As wonderful a diversion as our love had been, I simply could not turn back the clock and be a suitable spouse to someone as young as my husband. I couldn’t pretend I hadn’t matured over the previous 22 years. I couldn’t unlearn what experience had taught me, nor did I want to. I love being 54. Falling in love with a younger man had rejuvenated me. I looked and felt better than ever. But surface is no substitute for depth.
As the days wore on, my husband’s self-isolation grew to feel less benign. Before long, we were not engaging in even monosyllabic exchanges. His main form of communication became the missives he left on strategically placed Post-it notes. I might wake up in the morning to find “I scrubbed this” on a pot that wasn’t getting clean or return from my run and discover “please refill after use” on the Brita pitcher.
I could hear the thump, thump of the weights he lifted for hours, but I hardly ever saw him. I never knew when he might burst out of the guest room to cook himself a meal or zip out to the grocery store.
Mostly, I wanted to protect my boys from seeing my pain. I felt guilty enough for letting them watch me fall to pieces when my marriage to their father collapsed, and here I was, forcing them into front-row seats to witness the failure of yet another relationship.
One day, when sifting through the cupboard and trying to find something he could eat that hadn’t been claimed by a Post-it with my husband’s initials, my 19-year-old turned to me in exasperation. “I can’t take it anymore,” he said.
I broke through the couch barricade to the guest room and told my husband we needed to talk. We were over, I said. We couldn’t go on like this. We were all suffering too much. And then, with nothing to lose, we allowed ourselves to say all the things we hadn’t been able to.
He told me how overwhelming the previous few years had been. Between estrangement from his family, fruitless job hunting, living in the land of his country’s former colonizer, the pressures of sharing a house with me and my teenagers, and never speaking his native Tunisian, he hadn’t been able to let his guard down for a minute. He loved me, but he had never wanted to be a stepfather.
For him, “le confinement” had allowed him to catch his breath. He hadn’t been stewing in anger in the spare room, as I had thought. Solitude had been a respite.
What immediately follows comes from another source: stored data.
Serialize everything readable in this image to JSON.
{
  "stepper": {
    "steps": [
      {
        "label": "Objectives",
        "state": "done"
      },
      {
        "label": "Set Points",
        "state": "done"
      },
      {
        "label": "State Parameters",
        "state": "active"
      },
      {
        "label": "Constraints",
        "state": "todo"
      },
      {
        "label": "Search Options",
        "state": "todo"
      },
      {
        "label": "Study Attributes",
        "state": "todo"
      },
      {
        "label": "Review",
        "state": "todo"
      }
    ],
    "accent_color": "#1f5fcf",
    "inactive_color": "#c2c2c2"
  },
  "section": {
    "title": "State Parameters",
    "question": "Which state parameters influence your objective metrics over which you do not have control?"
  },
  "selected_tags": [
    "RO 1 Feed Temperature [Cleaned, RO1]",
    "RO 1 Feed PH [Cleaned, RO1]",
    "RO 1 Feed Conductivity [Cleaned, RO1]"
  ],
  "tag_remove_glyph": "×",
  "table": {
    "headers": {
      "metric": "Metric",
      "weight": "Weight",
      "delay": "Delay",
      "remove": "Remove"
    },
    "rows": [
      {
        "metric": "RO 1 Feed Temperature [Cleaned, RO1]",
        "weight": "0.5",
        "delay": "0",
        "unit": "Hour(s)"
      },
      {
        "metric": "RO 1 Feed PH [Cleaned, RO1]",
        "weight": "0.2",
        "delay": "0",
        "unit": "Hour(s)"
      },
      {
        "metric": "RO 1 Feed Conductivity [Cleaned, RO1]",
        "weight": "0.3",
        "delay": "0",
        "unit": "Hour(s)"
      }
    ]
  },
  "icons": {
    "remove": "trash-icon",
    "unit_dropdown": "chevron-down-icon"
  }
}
I heard his anguish. I felt his suffering. I managed to move past my anger and disappointment at my feelings of failure and having been failed. For a beautiful moment, we each saw the other. The love that we shared in that room briefly eclipsed the pain we had inflicted on one another. We vowed to do better.
I think, even then, we knew the futility of our promises. Confinement had both locked us down and birthed an unavoidable truth: We loved each other, but love wasn’t enough.
By choosing a man nearly half my age, I had not chosen the sexually empowered iteration of myself, but rather the mother. As I watched him unburden himself, I saw a beautiful man who was too young, too inexperienced to be my partner. If I wanted to fully embody the woman I had become, I had to release both him and the 25-year-old self I was trying to reinhabit.
When confinement finally lifted, and we were once again allowed to move freely through the city, my husband signed the lease on a sun-filled studio astride the Canal Saint Martin, where young hipsters hang out drinking craft beers.
Grabbing a black suitcase crammed full of clothes, he walked out of his self-imposed exile and into his new life. As I watched him leave, I cried. Of course I cried. But with confinement over, I could already feel the first flutters of my own rebirth.
Monique El-Faizy, who lives in Paris, is the co-author of “All the President’s Women.”